I ran my hand down his arm.
“Oh, such muscles,” I purred, batting my eyelashes.
“I try to work out,” he smiled.
I was at a loss. By now he should have taken me in his arms and kissed me. Time was of the essence. I was afraid that any minute the bell on the door would ring announcing the entrance of a new customer. I pressed up against Michael and raised my mouth to his. As our lips met I ran my hand down his chest and stomach and slid my fingers over his crotch. Michael grabbed my dress and began to slide it up my ass. I was so shocked I almost stepped back and slapped him. The bell of the door rang.
“Do you want to go to bed with me?” I asked slipping out of his arms.
Michael nodded enthusiastically. From my purse I took a prepared note I had written earlier and slipped it into his hand. Then I kissed him again lightly on the lips and slipped out of the store.

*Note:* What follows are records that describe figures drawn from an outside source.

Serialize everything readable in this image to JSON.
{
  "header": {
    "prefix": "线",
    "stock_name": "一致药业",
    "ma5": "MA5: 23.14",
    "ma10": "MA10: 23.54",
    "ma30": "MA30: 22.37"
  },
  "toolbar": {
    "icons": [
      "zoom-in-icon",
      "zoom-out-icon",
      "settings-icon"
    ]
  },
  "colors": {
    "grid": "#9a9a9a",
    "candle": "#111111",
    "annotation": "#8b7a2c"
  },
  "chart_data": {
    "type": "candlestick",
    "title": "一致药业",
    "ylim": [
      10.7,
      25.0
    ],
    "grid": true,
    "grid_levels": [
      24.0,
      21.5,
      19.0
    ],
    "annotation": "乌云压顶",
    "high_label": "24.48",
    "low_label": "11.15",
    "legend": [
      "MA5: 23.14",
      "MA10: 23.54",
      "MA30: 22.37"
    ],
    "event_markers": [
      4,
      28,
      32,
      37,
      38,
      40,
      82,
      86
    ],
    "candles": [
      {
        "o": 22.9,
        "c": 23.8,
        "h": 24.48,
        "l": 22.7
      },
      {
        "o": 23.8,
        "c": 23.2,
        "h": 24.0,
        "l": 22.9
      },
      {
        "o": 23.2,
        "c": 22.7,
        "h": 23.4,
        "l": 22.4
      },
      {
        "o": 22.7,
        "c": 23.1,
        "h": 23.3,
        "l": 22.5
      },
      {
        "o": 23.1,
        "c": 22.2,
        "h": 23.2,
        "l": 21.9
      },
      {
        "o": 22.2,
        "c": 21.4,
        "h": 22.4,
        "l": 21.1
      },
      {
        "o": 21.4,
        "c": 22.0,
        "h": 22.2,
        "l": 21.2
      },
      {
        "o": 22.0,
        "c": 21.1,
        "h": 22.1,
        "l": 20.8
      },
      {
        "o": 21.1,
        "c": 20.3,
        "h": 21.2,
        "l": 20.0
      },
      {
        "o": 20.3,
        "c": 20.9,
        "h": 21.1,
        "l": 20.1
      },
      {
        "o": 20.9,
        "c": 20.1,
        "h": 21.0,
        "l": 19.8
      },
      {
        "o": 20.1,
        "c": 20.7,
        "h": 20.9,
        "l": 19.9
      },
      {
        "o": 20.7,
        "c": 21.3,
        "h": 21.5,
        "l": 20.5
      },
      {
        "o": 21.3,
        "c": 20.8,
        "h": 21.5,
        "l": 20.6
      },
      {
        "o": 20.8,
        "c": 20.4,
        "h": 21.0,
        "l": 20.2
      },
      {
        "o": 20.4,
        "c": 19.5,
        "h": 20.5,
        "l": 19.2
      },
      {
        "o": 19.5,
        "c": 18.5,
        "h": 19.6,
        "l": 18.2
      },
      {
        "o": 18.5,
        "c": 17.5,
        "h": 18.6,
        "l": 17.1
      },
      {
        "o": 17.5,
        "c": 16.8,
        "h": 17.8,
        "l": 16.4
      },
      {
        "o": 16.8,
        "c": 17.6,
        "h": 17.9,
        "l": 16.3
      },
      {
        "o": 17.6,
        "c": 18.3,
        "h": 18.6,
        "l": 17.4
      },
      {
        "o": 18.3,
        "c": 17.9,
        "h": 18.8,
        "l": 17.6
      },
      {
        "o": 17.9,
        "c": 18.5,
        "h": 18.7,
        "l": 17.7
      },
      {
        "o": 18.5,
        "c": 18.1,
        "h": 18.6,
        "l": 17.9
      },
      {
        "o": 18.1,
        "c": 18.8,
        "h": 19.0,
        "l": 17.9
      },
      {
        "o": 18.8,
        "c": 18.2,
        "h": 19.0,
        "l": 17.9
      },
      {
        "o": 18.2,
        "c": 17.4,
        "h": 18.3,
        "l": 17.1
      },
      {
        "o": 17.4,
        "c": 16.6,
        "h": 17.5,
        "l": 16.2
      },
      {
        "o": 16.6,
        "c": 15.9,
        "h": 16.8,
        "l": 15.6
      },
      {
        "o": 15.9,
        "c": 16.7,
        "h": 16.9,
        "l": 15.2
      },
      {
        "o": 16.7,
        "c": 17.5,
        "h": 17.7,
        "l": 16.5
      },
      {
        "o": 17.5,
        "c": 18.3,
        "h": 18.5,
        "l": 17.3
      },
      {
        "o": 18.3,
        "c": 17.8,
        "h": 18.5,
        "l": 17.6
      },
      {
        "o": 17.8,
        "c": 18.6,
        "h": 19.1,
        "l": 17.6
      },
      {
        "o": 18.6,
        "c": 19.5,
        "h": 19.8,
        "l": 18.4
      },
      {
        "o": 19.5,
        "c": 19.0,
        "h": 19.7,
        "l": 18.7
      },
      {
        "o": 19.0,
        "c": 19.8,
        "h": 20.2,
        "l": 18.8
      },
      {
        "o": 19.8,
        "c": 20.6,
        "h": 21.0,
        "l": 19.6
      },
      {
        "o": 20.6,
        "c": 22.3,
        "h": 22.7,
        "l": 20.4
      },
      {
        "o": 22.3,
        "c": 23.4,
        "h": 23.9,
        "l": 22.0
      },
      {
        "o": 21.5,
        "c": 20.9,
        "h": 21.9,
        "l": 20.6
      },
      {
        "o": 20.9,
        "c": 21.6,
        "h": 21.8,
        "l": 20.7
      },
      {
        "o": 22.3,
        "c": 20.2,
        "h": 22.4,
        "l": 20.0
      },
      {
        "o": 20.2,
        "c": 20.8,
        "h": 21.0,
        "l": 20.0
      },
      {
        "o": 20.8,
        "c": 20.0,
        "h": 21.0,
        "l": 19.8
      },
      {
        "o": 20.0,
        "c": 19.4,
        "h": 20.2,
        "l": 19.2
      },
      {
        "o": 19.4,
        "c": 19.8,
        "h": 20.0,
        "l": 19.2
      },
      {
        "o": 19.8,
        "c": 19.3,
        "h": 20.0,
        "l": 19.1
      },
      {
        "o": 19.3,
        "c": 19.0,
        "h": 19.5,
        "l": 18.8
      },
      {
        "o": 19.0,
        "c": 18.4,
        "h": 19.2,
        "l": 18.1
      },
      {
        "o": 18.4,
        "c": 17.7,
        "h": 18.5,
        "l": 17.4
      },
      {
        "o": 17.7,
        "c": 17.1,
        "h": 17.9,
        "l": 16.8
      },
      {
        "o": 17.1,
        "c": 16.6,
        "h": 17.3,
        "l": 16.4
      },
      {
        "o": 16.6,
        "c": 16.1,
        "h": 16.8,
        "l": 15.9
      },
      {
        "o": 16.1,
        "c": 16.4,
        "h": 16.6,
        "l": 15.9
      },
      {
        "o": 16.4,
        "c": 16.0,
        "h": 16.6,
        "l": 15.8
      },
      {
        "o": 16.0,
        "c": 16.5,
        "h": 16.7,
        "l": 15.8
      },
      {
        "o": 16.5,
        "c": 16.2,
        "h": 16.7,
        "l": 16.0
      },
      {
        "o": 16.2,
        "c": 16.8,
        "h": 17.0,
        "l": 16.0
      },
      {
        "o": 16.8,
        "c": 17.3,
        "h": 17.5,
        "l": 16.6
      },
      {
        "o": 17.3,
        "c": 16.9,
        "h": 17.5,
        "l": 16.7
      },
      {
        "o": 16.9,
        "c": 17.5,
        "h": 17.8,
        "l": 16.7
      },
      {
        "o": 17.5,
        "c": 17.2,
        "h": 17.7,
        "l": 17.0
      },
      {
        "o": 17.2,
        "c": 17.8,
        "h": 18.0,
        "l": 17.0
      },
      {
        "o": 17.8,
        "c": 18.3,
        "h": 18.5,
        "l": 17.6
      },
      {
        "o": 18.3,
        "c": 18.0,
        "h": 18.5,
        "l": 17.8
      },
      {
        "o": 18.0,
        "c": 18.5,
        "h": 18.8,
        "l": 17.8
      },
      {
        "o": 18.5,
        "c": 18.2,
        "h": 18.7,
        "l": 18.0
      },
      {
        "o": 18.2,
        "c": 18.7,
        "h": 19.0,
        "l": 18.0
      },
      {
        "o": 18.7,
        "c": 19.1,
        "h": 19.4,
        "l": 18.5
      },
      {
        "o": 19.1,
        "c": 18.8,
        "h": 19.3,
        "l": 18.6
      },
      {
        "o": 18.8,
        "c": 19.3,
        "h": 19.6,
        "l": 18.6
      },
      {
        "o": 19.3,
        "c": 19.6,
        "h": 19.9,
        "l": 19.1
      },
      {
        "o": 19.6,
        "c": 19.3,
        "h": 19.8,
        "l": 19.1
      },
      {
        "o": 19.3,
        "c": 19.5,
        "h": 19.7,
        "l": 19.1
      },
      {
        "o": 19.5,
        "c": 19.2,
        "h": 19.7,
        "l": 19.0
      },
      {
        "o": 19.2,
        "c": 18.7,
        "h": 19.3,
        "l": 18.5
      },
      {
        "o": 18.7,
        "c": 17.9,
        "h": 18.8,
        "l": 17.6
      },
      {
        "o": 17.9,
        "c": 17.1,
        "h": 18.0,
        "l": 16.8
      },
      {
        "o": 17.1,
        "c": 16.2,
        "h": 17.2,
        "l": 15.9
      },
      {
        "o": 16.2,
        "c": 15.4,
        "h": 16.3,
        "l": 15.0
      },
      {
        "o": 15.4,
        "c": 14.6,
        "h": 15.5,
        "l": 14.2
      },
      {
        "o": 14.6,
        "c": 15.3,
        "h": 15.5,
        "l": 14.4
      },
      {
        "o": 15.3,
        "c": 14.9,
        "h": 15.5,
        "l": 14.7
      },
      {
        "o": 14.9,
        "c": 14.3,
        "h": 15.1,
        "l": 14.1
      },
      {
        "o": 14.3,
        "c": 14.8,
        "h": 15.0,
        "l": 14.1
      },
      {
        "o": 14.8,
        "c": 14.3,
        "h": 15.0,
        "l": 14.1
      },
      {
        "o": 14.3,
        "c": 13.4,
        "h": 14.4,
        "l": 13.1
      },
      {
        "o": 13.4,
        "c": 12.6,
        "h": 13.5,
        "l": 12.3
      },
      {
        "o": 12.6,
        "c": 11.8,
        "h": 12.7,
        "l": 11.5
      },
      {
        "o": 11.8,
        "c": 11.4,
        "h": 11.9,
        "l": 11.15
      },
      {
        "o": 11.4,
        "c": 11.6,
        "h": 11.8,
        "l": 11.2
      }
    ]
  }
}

My legs were shaking so much I could hardly drive home. Immediately upon entering the house I took a cold shower. I didn’t like losing control. On the note to Michael, I had written the time and location of the hotel at which we would meet. All week I carried out my plan in minute detail. I packed a small bag with what I felt I would need for the dalliance. The children were at school the day of my meeting with Michael. Jimmy was no problem. At sixteen he was on his own schedule so that he often did not show up at home until early in the evening. Sandra had been pestering me for weeks to go to a friend’s for a sleep over. Chris worked late. He wouldn’t be surprised to see me gone. I was always signing up for new courses at the local school. I cooked a meatloaf and broccoli with cheese sauce, Chris’ favorite. The only thing that bothered me was the possibility that it might take more than one meeting to bring about my orgasm. Michael looked young and healthy enough but I had no idea how experienced he was in such matters. Also I was nervous and according to everything I had read it was necessary to be fully relaxed in order to break through the envelope as it was called. I took a shower, making sure to shave my legs, and to wear the new sexy underwear I had purchased at The Bay.

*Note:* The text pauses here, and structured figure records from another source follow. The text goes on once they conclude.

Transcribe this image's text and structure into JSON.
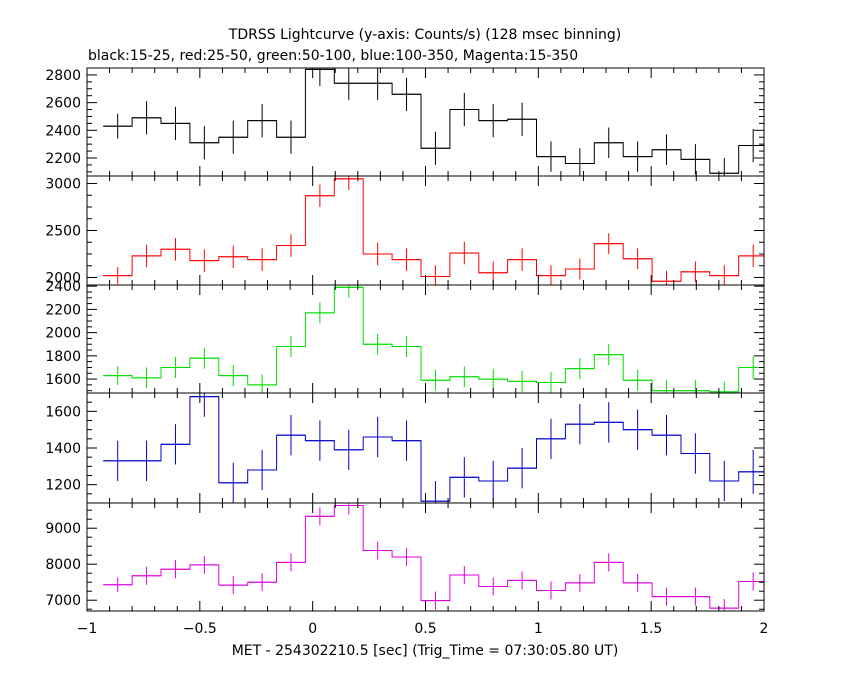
{
  "chart_data": {
    "type": "line",
    "title": "TDRSS Lightcurve (y-axis: Counts/s) (128 msec binning)",
    "subtitle": "black:15-25, red:25-50, green:50-100, blue:100-350, Magenta:15-350",
    "xlabel": "MET - 254302210.5 [sec] (Trig_Time = 07:30:05.80 UT)",
    "xlim": [
      -1,
      2
    ],
    "x_ticks": [
      -1,
      -0.5,
      0,
      0.5,
      1,
      1.5,
      2
    ],
    "x_tick_labels": [
      "−1",
      "−0.5",
      "0",
      "0.5",
      "1",
      "1.5",
      "2"
    ],
    "bin_width": 0.128,
    "bin_centers": [
      -0.864,
      -0.736,
      -0.608,
      -0.48,
      -0.352,
      -0.224,
      -0.096,
      0.032,
      0.16,
      0.288,
      0.416,
      0.544,
      0.672,
      0.8,
      0.928,
      1.056,
      1.184,
      1.312,
      1.44,
      1.568,
      1.696,
      1.824,
      1.952
    ],
    "panels": [
      {
        "name": "15-25",
        "color": "#000000",
        "ylim": [
          2070,
          2850
        ],
        "y_ticks": [
          2200,
          2400,
          2600,
          2800
        ],
        "values": [
          2430,
          2490,
          2450,
          2310,
          2350,
          2470,
          2350,
          2840,
          2740,
          2740,
          2660,
          2270,
          2550,
          2470,
          2480,
          2210,
          2160,
          2310,
          2210,
          2260,
          2190,
          2090,
          2290
        ],
        "errors": [
          90,
          120,
          120,
          120,
          120,
          120,
          120,
          120,
          120,
          120,
          120,
          120,
          120,
          120,
          120,
          110,
          110,
          110,
          110,
          110,
          110,
          110,
          120
        ]
      },
      {
        "name": "25-50",
        "color": "#ff0000",
        "ylim": [
          1920,
          3080
        ],
        "y_ticks": [
          2000,
          2500,
          3000
        ],
        "values": [
          2020,
          2230,
          2300,
          2180,
          2220,
          2190,
          2340,
          2870,
          3050,
          2250,
          2190,
          2010,
          2260,
          2050,
          2190,
          2020,
          2090,
          2360,
          2200,
          1960,
          2060,
          2020,
          2230
        ],
        "errors": [
          90,
          120,
          120,
          120,
          120,
          120,
          120,
          120,
          120,
          120,
          120,
          120,
          120,
          120,
          120,
          110,
          110,
          110,
          110,
          110,
          110,
          110,
          120
        ]
      },
      {
        "name": "50-100",
        "color": "#00dd00",
        "ylim": [
          1480,
          2410
        ],
        "y_ticks": [
          1600,
          1800,
          2000,
          2200,
          2400
        ],
        "values": [
          1630,
          1610,
          1700,
          1780,
          1630,
          1550,
          1880,
          2170,
          2390,
          1900,
          1880,
          1590,
          1620,
          1600,
          1580,
          1570,
          1690,
          1810,
          1590,
          1500,
          1500,
          1490,
          1700
        ],
        "errors": [
          80,
          90,
          90,
          90,
          90,
          90,
          90,
          90,
          90,
          90,
          90,
          90,
          90,
          90,
          90,
          90,
          90,
          90,
          90,
          90,
          90,
          90,
          100
        ]
      },
      {
        "name": "100-350",
        "color": "#0000cc",
        "ylim": [
          1100,
          1700
        ],
        "y_ticks": [
          1200,
          1400,
          1600
        ],
        "values": [
          1330,
          1330,
          1420,
          1680,
          1210,
          1280,
          1470,
          1440,
          1390,
          1460,
          1440,
          1110,
          1240,
          1220,
          1290,
          1450,
          1530,
          1540,
          1500,
          1470,
          1370,
          1220,
          1270
        ],
        "errors": [
          110,
          110,
          110,
          110,
          110,
          110,
          110,
          110,
          110,
          110,
          110,
          110,
          110,
          110,
          110,
          110,
          110,
          110,
          110,
          110,
          110,
          110,
          120
        ]
      },
      {
        "name": "15-350",
        "color": "#dd00dd",
        "ylim": [
          6700,
          9700
        ],
        "y_ticks": [
          7000,
          8000,
          9000
        ],
        "values": [
          7430,
          7680,
          7860,
          7980,
          7420,
          7500,
          8050,
          9330,
          9630,
          8380,
          8200,
          6990,
          7700,
          7380,
          7550,
          7270,
          7480,
          8050,
          7480,
          7100,
          7100,
          6780,
          7520
        ],
        "errors": [
          200,
          250,
          250,
          250,
          250,
          250,
          250,
          250,
          250,
          250,
          250,
          250,
          250,
          250,
          250,
          250,
          250,
          250,
          250,
          250,
          250,
          250,
          250
        ]
      }
    ]
  }
}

I sat in my living room and waited, still nervous. My hands were shaking. I hated this lack of control. I wondered if I should take a cab or drive. There was some doubt in my mind that I was capable of driving. I had to do something. I decided to send some emails. The first email I sent to Michael reminding him how much I was looking forward to our dalliance.
Darling:Dinner is in the oven.
Don’t forget about the dog.
I had her fixed.
The second email I sent to my husband reminding him that I would be late and to pick up the dog at the pound.
Darling: See you at 7:30, room 212.
Bring a video camera.
I want to remember this evening forever.